Nonfarm payrolls increased by 253,000 in April and the unemployment rate ticked lower to 3.4%. The deceleration in the pace of job growth continues. Since the monthly jobs figure can be volatile, we prefer to look at the 3-month moving average (3MMA) of job gains. Over the past year, the 3MMA has decelerated from 524,000 in April 2022 to 222,000 in April 2023. This month’s 222,000 figure is the lowest 3-month average since January 2021. Regardless, monthly payroll gains over 200,000 indicate a very healthy labor market and exceed the pace the Fed Chair Powell is hoping to achieve as he attempts to bring the labor market into balance. The February and March jobs figures were revised lower -78,000 and -71,000 respectively for a total adjustment of -149,000 versus previously reported figures.
The 3.4% unemployment rate matches the lowest level in more than 50 years. The unemployment rate has been remarkably stable over the past 14 months oscillating between 3.4% and 3.8%, near the lowest levels on record. This is yet another sign the labor market remains very healthy.
On Wednesday May 3 the Federal Open Market Committee (FOMC) voted unanimously to raise the federal funds target rate 25 basis points to a target range of 5.00% to 5.25%. This matched our expectation for a quarter-point rate hike. In the post-meeting statement, FOMC members noted that recent turmoil in regional banks “are likely to weigh on economic activity, hiring, and inflation.”

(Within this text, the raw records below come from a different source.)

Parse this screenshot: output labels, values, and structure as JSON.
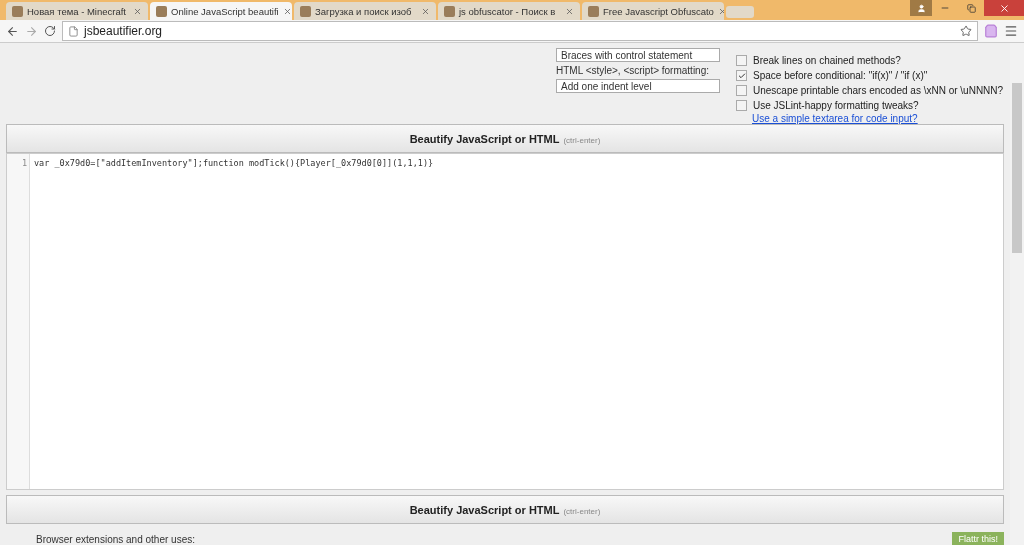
{
  "tabs": [
    {
      "title": "Новая тема - Minecraft",
      "selected": false
    },
    {
      "title": "Online JavaScript beautifi",
      "selected": true
    },
    {
      "title": "Загрузка и поиск изоб",
      "selected": false
    },
    {
      "title": "js obfuscator - Поиск в",
      "selected": false
    },
    {
      "title": "Free Javascript Obfuscato",
      "selected": false
    }
  ],
  "address_bar": {
    "value": "jsbeautifier.org"
  },
  "settings": {
    "brace_select": "Braces with control statement",
    "html_label": "HTML <style>, <script> formatting:",
    "html_select": "Add one indent level",
    "options": [
      {
        "label": "Break lines on chained methods?",
        "checked": false
      },
      {
        "label": "Space before conditional: \"if(x)\" / \"if (x)\"",
        "checked": true
      },
      {
        "label": "Unescape printable chars encoded as \\xNN or \\uNNNN?",
        "checked": false
      },
      {
        "label": "Use JSLint-happy formatting tweaks?",
        "checked": false
      }
    ],
    "link": "Use a simple textarea for code input?"
  },
  "beautify_button": {
    "label": "Beautify JavaScript or HTML",
    "hint": "(ctrl-enter)"
  },
  "editor": {
    "lines": [
      {
        "number": "1",
        "code": "var _0x79d0=[\"addItemInventory\"];function modTick(){Player[_0x79d0[0]](1,1,1)}"
      }
    ]
  },
  "beautify_button_bottom": {
    "label": "Beautify JavaScript or HTML",
    "hint": "(ctrl-enter)"
  },
  "footer": {
    "text": "Browser extensions and other uses:",
    "flattr": "Flattr this!"
  }
}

The FOMC is now firmly in a data-dependent mode and will adjust the fed funds rate accordingly:
The Committee seeks to achieve maximum employment and inflation at the rate of 2 percent over the longer run. In support of these goals, the Committee decided to raise the target range for the federal funds rate to 5 to 5-1/4 percent. The Committee will closely monitor incoming information and assess the implications for monetary policy. In determining the extent to which additional policy firming may be appropriate to return inflation to 2 percent over time, the Committee will take into account the cumulative tightening of monetary policy, the lags with which monetary policy affects economic activity and inflation, and economic and financial developments. In addition, the Committee will continue reducing its holdings of Treasury securities and agency debt and agency mortgage-backed securities, as described in its previously announced plans. The Committee is strongly committed to returning inflation to its 2 percent objective.
Source: Federal Reserve
Following the May FOMC meeting, Chair Powell hosted a press conference and answered questions.
Below is a chart of the Fed Funds rate (effective fed funds = 5.08%) versus our modified version of the Taylor Rule recommended policy rate. The Taylor Rule can provide hints regarding whether the next change in the fed funds rate will be higher or lower at turning points in the economic cycle.
The final chart (below) in today’s update shows the nominal fed funds rate on top and the *real* fed funds rate below. The *real* rate removes the most recent year-over-year core PCE inflation rate. You can see that *real* rates are finally back in positive territory, which was one of the Fed’s key objectives as they tightened monetary policy.
The May rate hike could be the last rate hike of this cycle, if the inflation and jobs data continue to decelerate. We will know more as the incoming data is reported. If the inflation data ticks higher, we cannot rule out another rate increase.